Sei agenti feriti e una rivolta sedata sul nascere al carcere di Gazzi, a soli tre giorni dall’ultima aggressione ai danni dei poliziotti della Penitenziaria. Tra coloro che che hanno dovuto fare ricorso alle cure mediche c’è anche un comandante di reparto, vittima di quello che il vice segretario del sindacato Sinappe Giovanni Spanò giudica «un episodio di inaudita gravità, che avrebbe potuto avere conseguenze ancora più drammatiche».

Secondo quanto ricostruito, lo scorso lunedì quattro detenuti, avrebbero dato vita a una vera e propria azione di rivolta all’interno dell’istituto messinese. Avrebbero assediato l’ispettore di turno all’ufficio della sorveglianza generale del carcere e lo avrebbero aggredito. Per sedare la rivolta sono stati usati anche degli estintori con conseguente dispersione dei fumi.

Il comandante di reparto della polizia penitenziaria, arrivato sul posto per fronteggiare l’emergenza e coordinare gli interventi necessari al ripristino dell’ordine e della sicurezza, è stato a sua volta vittima dell’aggressione. Sarebbe stato preso a calci dai detenuti coinvolti.

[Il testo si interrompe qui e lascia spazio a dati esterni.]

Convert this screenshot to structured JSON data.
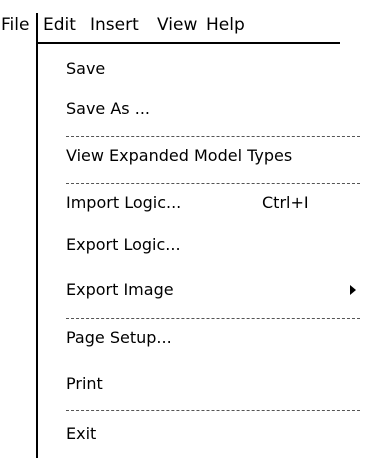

Il sindacato chiede un intervento immediato e deciso da affinché vengano adottati provvedimenti urgenti a tutela del personale e venga valutato senza ulteriore ritardo il trasferimento dei detenuti responsabili, la cui permanenza presso l’istituto messinese risulterebbe ormai incompatibile con le esigenze di ordine, sicurezza e gestione interna.